Saturday night I went to see The Inside Job, upon the recommendation of my economics professor. "It makes us look pretty, pretty bad," she said. I didn't realize that depth of how bad it made "us" look, us meaning Columbia University, whose business school dean, Glenn Hubbard, gets so ruffled on being asked uncomfortable questions about the deep layers of conflicted interest that criss-cross the finance network (business and econ deans/consultants to finance companies/political advisees or appointess/finance board members) that he says, "You have three more minutes. Give it your best shot."

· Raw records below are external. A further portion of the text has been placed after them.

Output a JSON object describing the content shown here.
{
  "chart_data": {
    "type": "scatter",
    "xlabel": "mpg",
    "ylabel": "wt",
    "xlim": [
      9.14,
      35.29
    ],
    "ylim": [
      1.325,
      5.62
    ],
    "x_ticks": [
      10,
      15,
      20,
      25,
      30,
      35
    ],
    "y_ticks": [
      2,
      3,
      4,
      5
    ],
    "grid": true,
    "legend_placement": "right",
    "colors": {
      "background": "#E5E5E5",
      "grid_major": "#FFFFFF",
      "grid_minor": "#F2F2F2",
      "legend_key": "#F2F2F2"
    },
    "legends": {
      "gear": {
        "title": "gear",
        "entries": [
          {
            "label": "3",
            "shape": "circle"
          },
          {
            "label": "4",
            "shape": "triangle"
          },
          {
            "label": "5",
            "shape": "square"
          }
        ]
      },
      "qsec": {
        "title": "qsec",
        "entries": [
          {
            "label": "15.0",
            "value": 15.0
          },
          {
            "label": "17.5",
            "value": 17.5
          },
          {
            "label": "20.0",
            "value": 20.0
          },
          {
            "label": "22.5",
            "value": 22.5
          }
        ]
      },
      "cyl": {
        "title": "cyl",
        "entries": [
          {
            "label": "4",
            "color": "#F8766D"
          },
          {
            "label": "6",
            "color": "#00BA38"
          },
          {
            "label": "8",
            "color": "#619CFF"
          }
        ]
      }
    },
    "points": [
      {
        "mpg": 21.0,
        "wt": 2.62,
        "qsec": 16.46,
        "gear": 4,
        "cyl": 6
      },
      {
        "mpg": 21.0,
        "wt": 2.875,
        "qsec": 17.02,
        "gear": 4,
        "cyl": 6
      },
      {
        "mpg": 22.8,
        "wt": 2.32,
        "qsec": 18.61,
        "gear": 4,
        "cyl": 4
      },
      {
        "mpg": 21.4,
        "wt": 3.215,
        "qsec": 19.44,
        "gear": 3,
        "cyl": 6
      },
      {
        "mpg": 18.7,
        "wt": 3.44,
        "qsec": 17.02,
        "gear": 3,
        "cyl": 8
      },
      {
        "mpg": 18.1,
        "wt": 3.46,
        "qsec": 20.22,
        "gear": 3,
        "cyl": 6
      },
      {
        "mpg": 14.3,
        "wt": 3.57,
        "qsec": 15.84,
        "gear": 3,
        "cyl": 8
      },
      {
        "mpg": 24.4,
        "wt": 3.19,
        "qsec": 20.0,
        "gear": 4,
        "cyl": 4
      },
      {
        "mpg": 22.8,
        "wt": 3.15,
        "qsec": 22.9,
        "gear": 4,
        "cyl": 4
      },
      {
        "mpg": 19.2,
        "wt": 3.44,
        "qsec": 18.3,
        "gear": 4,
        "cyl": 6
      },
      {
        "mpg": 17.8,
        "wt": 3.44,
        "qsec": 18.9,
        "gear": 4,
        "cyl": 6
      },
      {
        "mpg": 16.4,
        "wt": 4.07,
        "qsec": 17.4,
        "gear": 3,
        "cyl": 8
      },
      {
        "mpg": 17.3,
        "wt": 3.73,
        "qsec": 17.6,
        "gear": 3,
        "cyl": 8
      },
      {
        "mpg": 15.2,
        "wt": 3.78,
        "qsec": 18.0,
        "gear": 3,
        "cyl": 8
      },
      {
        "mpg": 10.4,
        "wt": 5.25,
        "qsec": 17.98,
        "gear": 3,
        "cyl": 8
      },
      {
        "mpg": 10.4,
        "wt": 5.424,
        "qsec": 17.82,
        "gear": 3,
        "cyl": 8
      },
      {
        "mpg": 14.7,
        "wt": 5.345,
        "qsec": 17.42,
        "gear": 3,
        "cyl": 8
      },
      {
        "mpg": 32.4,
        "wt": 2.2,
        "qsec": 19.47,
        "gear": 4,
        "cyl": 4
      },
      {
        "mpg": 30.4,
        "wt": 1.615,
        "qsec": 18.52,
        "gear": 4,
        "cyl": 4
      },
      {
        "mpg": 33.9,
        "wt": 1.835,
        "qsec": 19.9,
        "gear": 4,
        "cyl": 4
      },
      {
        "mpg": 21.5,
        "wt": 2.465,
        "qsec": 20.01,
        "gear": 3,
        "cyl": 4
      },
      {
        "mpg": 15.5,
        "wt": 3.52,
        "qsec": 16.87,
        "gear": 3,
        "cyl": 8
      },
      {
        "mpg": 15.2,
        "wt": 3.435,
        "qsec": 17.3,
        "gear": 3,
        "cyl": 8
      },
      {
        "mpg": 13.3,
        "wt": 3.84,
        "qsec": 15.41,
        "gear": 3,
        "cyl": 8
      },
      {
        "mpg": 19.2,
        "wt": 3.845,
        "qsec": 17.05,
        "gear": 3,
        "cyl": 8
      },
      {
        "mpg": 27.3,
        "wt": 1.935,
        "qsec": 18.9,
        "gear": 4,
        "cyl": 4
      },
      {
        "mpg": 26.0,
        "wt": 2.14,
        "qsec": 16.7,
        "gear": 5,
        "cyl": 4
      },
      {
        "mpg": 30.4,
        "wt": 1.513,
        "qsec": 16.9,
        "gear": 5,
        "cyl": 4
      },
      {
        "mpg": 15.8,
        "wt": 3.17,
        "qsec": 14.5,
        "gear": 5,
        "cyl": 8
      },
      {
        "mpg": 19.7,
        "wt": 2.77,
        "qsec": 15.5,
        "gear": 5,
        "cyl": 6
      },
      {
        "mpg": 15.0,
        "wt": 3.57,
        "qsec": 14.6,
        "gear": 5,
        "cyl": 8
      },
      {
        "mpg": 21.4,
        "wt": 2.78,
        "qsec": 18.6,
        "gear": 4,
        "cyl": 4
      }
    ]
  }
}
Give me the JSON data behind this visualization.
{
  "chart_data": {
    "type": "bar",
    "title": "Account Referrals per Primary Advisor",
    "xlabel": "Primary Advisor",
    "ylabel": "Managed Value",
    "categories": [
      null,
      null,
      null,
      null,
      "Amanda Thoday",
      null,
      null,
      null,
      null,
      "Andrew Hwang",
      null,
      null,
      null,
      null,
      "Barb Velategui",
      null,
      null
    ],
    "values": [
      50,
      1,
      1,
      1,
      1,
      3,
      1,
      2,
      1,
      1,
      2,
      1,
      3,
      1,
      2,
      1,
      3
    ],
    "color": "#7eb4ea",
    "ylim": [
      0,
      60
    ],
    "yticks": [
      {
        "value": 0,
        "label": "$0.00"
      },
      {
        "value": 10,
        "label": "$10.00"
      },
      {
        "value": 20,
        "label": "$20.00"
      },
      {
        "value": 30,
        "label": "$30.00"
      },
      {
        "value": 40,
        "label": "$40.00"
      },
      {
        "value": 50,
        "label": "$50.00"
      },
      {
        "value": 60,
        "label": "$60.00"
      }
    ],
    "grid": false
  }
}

And believe me, the director Charles Ferguson does just that. It's a seering account of the incredible, glib way in which the nation's finance sector operates, and how the "too big to fail" institutions have both the country and the world by the balls. One thing particularly interesting (if not shocking) was the total lack of diversity on screen—at one point, and interviewee takes pains to say "and believe me, this is a man's game." I was happy to see that Ferguson treats the sex workers associated with the finance sector with respect, interviewing Kristin Davis, (dubbed 'the Manhattan madam'), about the ways in which finance men billed corporate accounting for services, careful to locate the unethical behavior in the billing and cases of infidelity, rather than the act itself. Related to this was Eliot Spitzer, of course, talking about how sex scandals could bring down the whole financial industry, but there's "gentlemen's agreement" not to use such information... to which he laughs and gives the thousand yard stare. It all mounts into a portrait of an industry run on lies, corruption, and illegality in all layers, from drug use to prostitution to bribery, to systematically falsifying credit ratings to betting against one's own clients - all of it existing on a plain of greed and ego.
The same day I went to the New Museum to check out The Last Newspaper, an exhibit on the historical and contemporary meaning of that beloved anacronism. Mostly because I heard from Jace Clayton that each week a different section of a traditional newspaper will be created in house—he's doing the music section. On the train home I finished re-reading Free Culture (anticipating the dip into diss writing pool) and just had a deeply cynical laugh about the idea of the RIAA sueing fans throughout the 2000s for trading music, taking the life savings of teenagers, while bankers stole hundreds of billions of dollars, and not one has been seriously punished. Mostly just thought about the scale of the finance industry against such terribly tangible industries as newsprint, about the death of making "things" and the era of making "ideas" or, in the case of the finance industry, "dreams" (as the film says) or "speculation" or "risk" or...lies. And how, as we move away from things to ideas/dreams/risk, fewer and fewer people participate in the work, and fewer profit.
One of the conceits of the Last Newspaper exhibit (which is, by no coincidence, above the exhibit called "Free," a hectic jumble of new media, sculpture, and painting on the subject of participatory digital media networks) was that readers are more critical and unconvinced by the authority of mainstream media. And today I just started rereading Convergence Culture, which has a rather fascinating chapter about Survivor "spoiler" fandom and how online communities designate authority. What I came away thinking about the last few days is the shifting credentials for authority, the end of the paper as the place of authority, and the shifting places audiences go to find authority. Charles Ferguson started his own production company because no one was making films about the subjects he cared about, but he's a multi-millionare. The Last Newspaper makes news about China's censorship practices and posts it up on walls in public around New York City, as is the practice in China itself. As an art project, a fleeting engagement. How do we, as citizens, synthesize all these disperate voices, evaluate the credentials, find points of dialog. How do learn how to ask questions that make our dean's squirm, and learn how to be impolite enough to expect them to answer, to really answer, for the mess they made? That was the job of the journalist. Maybe not anymore.